Four of the workers accused of abuse at Corpus Christi were fired. The other two had already quit. Attempts by NPR to contact them were unsuccessful.

A History Of Abuse

Still, there's been a long, recent history of abuse at Texas institutions. Just last Friday, a 53-year-old woman died of a head injury after being hit by another resident in a hallway collision at a facility in Denton. State officials say it was an accident. A county coroner ruled it a homicide.

Last year, the U.S. Department of Justice investigated abuse at Texas institutions. Now, it's negotiating with the state to increase staff and make other changes. The Justice Department found there had been 450 cases of abuse over just the previous year. And in four years, more than 800 state employees had been suspended or fired.

Beth Mitchell, an attorney at Advocacy Inc., a state legal group set up by Congress to protect people with disabilities, says one problem is that staffers get little training and often work in isolated areas. "These are large institutions that are in rural areas. The staff only need a GED or high school education. They get paid extremely minimum wages — $22,000 a year — and they don't get much training," she says.

Mitchell's law center has been pressuring Texas officials to move residents out of the institutions and into smaller group homes.

She thinks there's something about the impersonal nature of large institutions that breeds abuse.

Researcher Dick Sobsey, who studies violence against people with disabilities at the University of Alberta in Canada, agrees. "There's really sometimes peer pressure for people to engage in abuse," says Sobsey. Although many good, caring people come to work at institutions, he says some cruel ones come, too.
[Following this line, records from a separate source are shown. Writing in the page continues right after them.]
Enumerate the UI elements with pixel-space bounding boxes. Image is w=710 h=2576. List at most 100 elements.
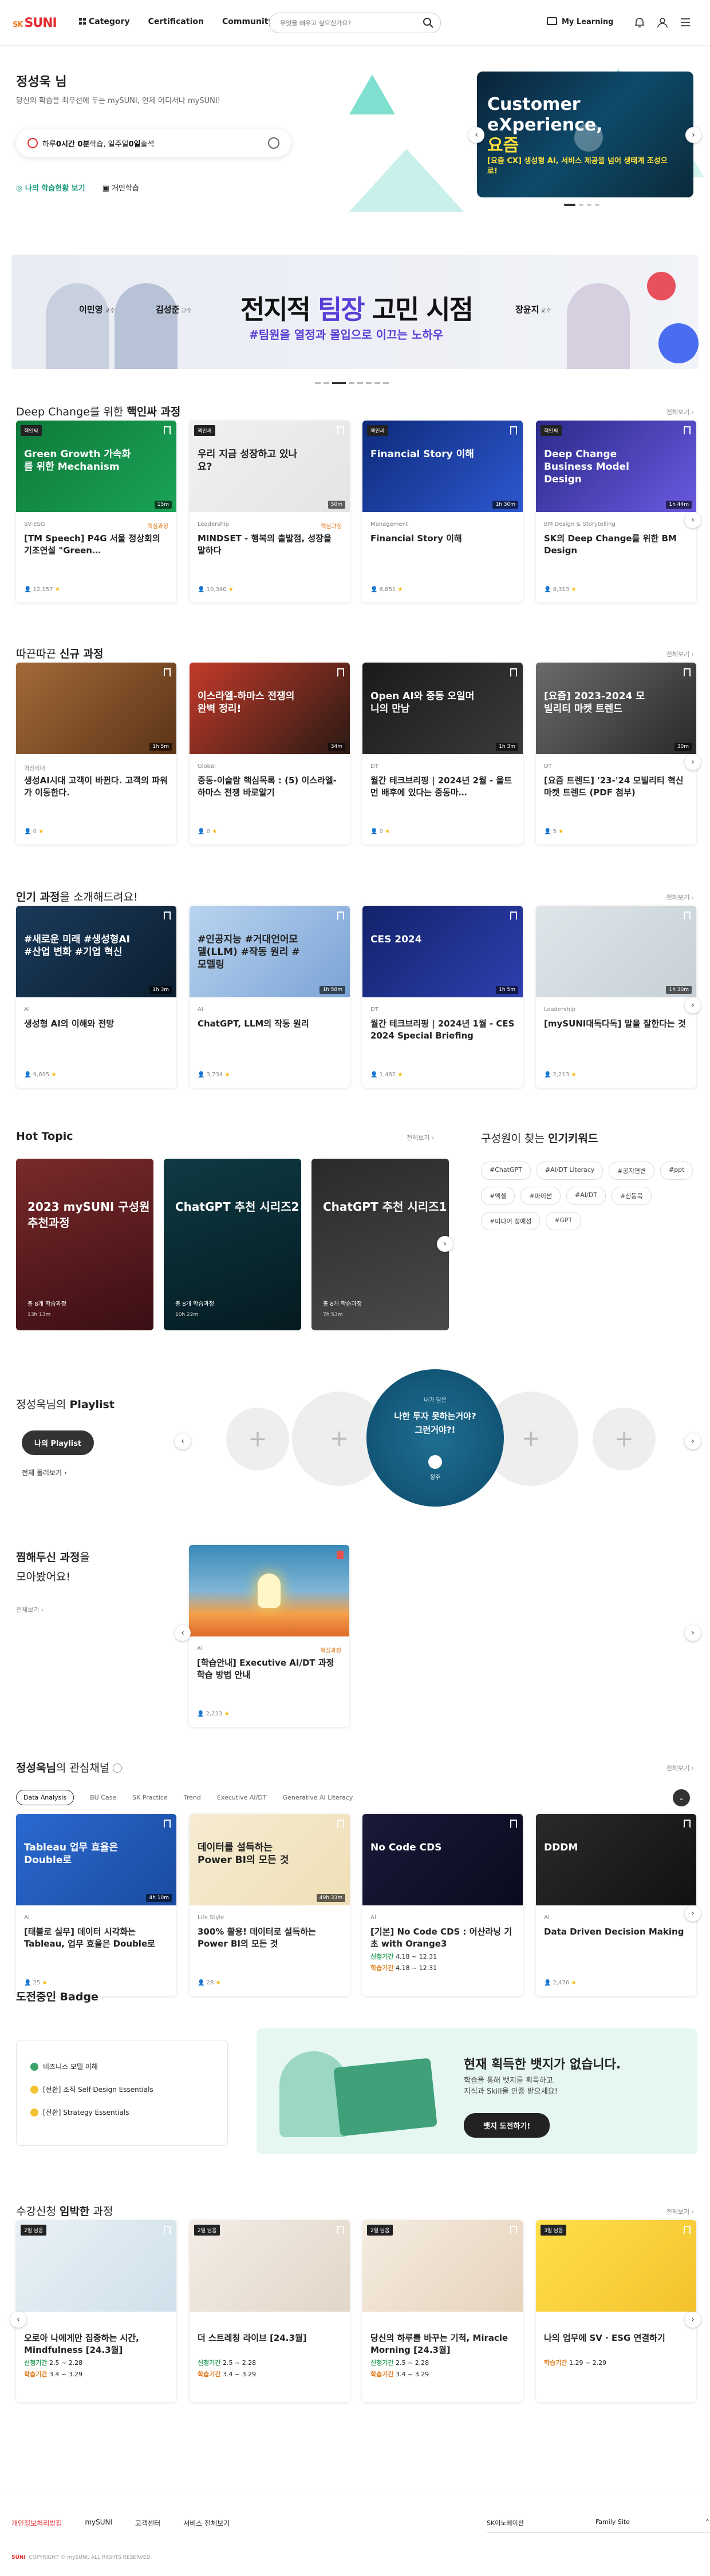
keyword-chip[interactable]: #ppt xyxy=(660,1162,693,1180)
dot[interactable] xyxy=(374,382,380,384)
channel-chip[interactable]: Generative AI Literacy xyxy=(283,1794,353,1801)
menu-icon[interactable] xyxy=(679,16,692,29)
keyword-chip[interactable]: #AI/DT xyxy=(566,1187,606,1205)
hero-next-button[interactable]: › xyxy=(685,127,701,143)
gear-icon[interactable] xyxy=(268,137,279,149)
keyword-chip[interactable]: #GPT xyxy=(546,1212,581,1230)
badge-item[interactable]: 비즈니스 모델 이해 xyxy=(30,2055,214,2078)
dot[interactable] xyxy=(595,204,599,206)
view-all-link[interactable]: 전체보기 › xyxy=(407,1133,434,1142)
view-all-link[interactable]: 전체보기 › xyxy=(666,893,694,902)
course-card[interactable]: 1h 30m Leadership [mySUNI대독다독] 말을 잘한다는 것 👤 … xyxy=(536,906,696,1088)
course-card[interactable]: Open AI와 중동 오일머니의 만남 1h 3m DT 월간 테크브리핑 | 20… xyxy=(362,663,523,845)
course-card[interactable]: No Code CDS AI [기본] No Code CDS : 어산라닝 기초 … xyxy=(362,1814,523,1996)
bookmark-icon[interactable] xyxy=(164,911,171,920)
course-card[interactable]: 데이터를 설득하는 Power BI의 모든 것 49h 33m Life Styl… xyxy=(190,1814,350,1996)
bookmark-icon[interactable] xyxy=(337,2226,344,2234)
next-arrow-button[interactable]: › xyxy=(685,997,701,1013)
dot[interactable] xyxy=(564,204,575,206)
keyword-chip[interactable]: #엑셀 xyxy=(481,1187,515,1205)
dot[interactable] xyxy=(349,382,354,384)
support-link[interactable]: 고객센터 xyxy=(135,2518,160,2528)
hot-topic-card[interactable]: ChatGPT 추천 시리즈1 총 8개 학습과정 7h 53m xyxy=(311,1159,449,1330)
personal-learning-link[interactable]: ▣ 개인학습 xyxy=(102,182,139,193)
empty-playlist-slot[interactable]: + xyxy=(226,1408,289,1471)
bookmark-icon[interactable] xyxy=(337,426,344,435)
dot[interactable] xyxy=(587,204,591,206)
playlist-prev-button[interactable]: ‹ xyxy=(175,1433,191,1449)
bookmark-icon[interactable] xyxy=(684,2226,691,2234)
badge-item[interactable]: [전환] 조직 Self-Design Essentials xyxy=(30,2078,214,2101)
bookmark-icon[interactable] xyxy=(684,668,691,677)
course-card[interactable]: DDDM AI Data Driven Decision Making 👤 2,476… xyxy=(536,1814,696,1996)
course-card[interactable]: 2일 남음 더 스트레칭 라이브 [24.3월] 신청기간 2.5 ~ 2.28 학습… xyxy=(190,2220,350,2402)
bookmark-icon[interactable] xyxy=(337,1551,344,1559)
channel-chip[interactable]: Executive AI/DT xyxy=(217,1794,267,1801)
search-icon[interactable] xyxy=(423,17,434,29)
hero-prev-button[interactable]: ‹ xyxy=(468,127,484,143)
badge-item[interactable]: [전환] Strategy Essentials xyxy=(30,2101,214,2124)
view-all-link[interactable]: 전체보기 › xyxy=(666,407,694,417)
next-arrow-button[interactable]: › xyxy=(685,754,701,770)
bookmark-icon[interactable] xyxy=(337,668,344,677)
prev-arrow-button[interactable]: ‹ xyxy=(10,2312,26,2328)
chevron-down-icon[interactable]: ⌄ xyxy=(673,1789,690,1806)
bookmark-icon[interactable] xyxy=(510,911,517,920)
my-progress-link[interactable]: ◎ 나의 학습현황 보기 xyxy=(16,182,85,193)
learning-goal-bar[interactable]: 하루 0시간 0분 학습, 일주일 0일 출석 xyxy=(16,129,291,157)
keyword-chip[interactable]: #공지연변 xyxy=(609,1162,654,1180)
nav-community[interactable]: Community xyxy=(222,17,274,26)
hot-topic-card[interactable]: 2023 mySUNI 구성원 추천과정 총 8개 학습과정 13h 13m xyxy=(16,1159,153,1330)
family-site-select[interactable]: Family Site ⌃ xyxy=(595,2512,710,2533)
play-icon[interactable] xyxy=(574,123,603,152)
keyword-chip[interactable]: #신동욱 xyxy=(611,1187,652,1205)
channel-chip[interactable]: Data Analysis xyxy=(16,1790,74,1805)
course-card[interactable]: 핵인싸 우리 지금 성장하고 있나요? 50m Leadership 핵심과정 MINDS… xyxy=(190,421,350,603)
view-all-link[interactable]: 전체보기 › xyxy=(666,2207,694,2216)
bookmark-icon[interactable] xyxy=(510,2226,517,2234)
course-card[interactable]: Tableau 업무 효율은 Double로 4h 10m AI [태블로 실무] 데… xyxy=(16,1814,176,1996)
favorite-course-card[interactable]: AI 핵심과정 [학습안내] Executive AI/DT 과정 학습 방법 … xyxy=(189,1545,349,1727)
view-all-link[interactable]: 전체보기 › xyxy=(666,1763,694,1773)
next-arrow-button[interactable]: › xyxy=(685,512,701,528)
bookmark-icon[interactable] xyxy=(510,1820,517,1828)
browse-all-link[interactable]: 전체 둘러보기 › xyxy=(22,1468,67,1477)
prev-arrow-button[interactable]: ‹ xyxy=(175,1625,191,1641)
gear-icon[interactable] xyxy=(113,1763,123,1773)
bookmark-icon[interactable] xyxy=(684,426,691,435)
course-card[interactable]: 2일 남음 오로아 나에게만 집중하는 시간, Mindfulness [24.3… xyxy=(16,2220,176,2402)
bookmark-icon[interactable] xyxy=(164,1820,171,1828)
course-card[interactable]: 핵인싸 Financial Story 이해 1h 30m Management Fin… xyxy=(362,421,523,603)
my-playlist-button[interactable]: 나의 Playlist xyxy=(22,1430,94,1455)
next-arrow-button[interactable]: › xyxy=(437,1236,453,1252)
dot[interactable] xyxy=(383,382,389,384)
course-card[interactable]: 이스라엘-하마스 전쟁의 완벽 정리! 34m Global 중동-이슬람 핵심목록 … xyxy=(190,663,350,845)
view-all-link[interactable]: 전체보기 › xyxy=(16,1605,44,1614)
course-card[interactable]: CES 2024 1h 5m DT 월간 테크브리핑 | 2024년 1월 - CES… xyxy=(362,906,523,1088)
keyword-chip[interactable]: #AI/DT Literacy xyxy=(536,1162,604,1180)
channel-chip[interactable]: Trend xyxy=(184,1794,201,1801)
next-arrow-button[interactable]: › xyxy=(685,1625,701,1641)
channel-chip[interactable]: SK Practice xyxy=(132,1794,168,1801)
bookmark-icon[interactable] xyxy=(337,1820,344,1828)
course-card[interactable]: [요즘] 2023-2024 모빌리티 마켓 트렌드 30m DT [요즘 트렌드] … xyxy=(536,663,696,845)
bookmark-icon[interactable] xyxy=(164,2226,171,2234)
mysuni-link[interactable]: mySUNI xyxy=(85,2518,112,2528)
company-select[interactable]: SK이노베이션 ⌃ xyxy=(487,2512,601,2533)
playlist-next-button[interactable]: › xyxy=(685,1433,701,1449)
my-learning-link[interactable]: My Learning xyxy=(547,17,614,26)
course-card[interactable]: 3일 남음 나의 업무에 SV · ESG 연결하기 학습기간 1.29 ~ 2.2… xyxy=(536,2220,696,2402)
badge-challenge-button[interactable]: 뱃지 도전하기! xyxy=(464,2113,550,2138)
view-all-link[interactable]: 전체보기 › xyxy=(666,649,694,659)
course-card[interactable]: #새로운 미래 #생성형AI #산업 변화 #기업 혁신 1h 3m AI 생성형 A… xyxy=(16,906,176,1088)
keyword-chip[interactable]: #ChatGPT xyxy=(481,1162,531,1180)
bell-icon[interactable] xyxy=(633,16,646,29)
empty-playlist-slot[interactable]: + xyxy=(593,1408,656,1471)
keyword-chip[interactable]: #파이썬 xyxy=(520,1187,561,1205)
bookmark-icon[interactable] xyxy=(510,668,517,677)
all-services-link[interactable]: 서비스 전체보기 xyxy=(183,2518,230,2528)
next-arrow-button[interactable]: › xyxy=(685,2312,701,2328)
promo-banner[interactable]: 이민영 교수 김성준 교수 장윤지 교수 전지적 팀장 고민 시점 #팀원을 열정과 … xyxy=(11,255,699,369)
dot[interactable] xyxy=(357,382,363,384)
course-card[interactable]: 1h 5m 혁신리더 생성AI시대 고객이 바뀐다. 고객의 파워가 이동한다. 👤 … xyxy=(16,663,176,845)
And they can sort of infect other workers.

"Where some employees are abusive and others are not, the ones who are not abusive, there's always a danger that they're going to report the ones who are. If everybody's abusive, then everybody's hands are dirty, and so they're safe with each other," Sobsey says.

Sobsey says this is more likely to go on at facilities that are in out-of-the-way places or out of the public eye. In Corpus Christi, the alleged abuse was on the late-night shift, when staff levels were low.

Sobsey says one way to reduce abuse is to make institutions smaller and link them to communities such as families and churches. That way, they're less isolated and more people are watching.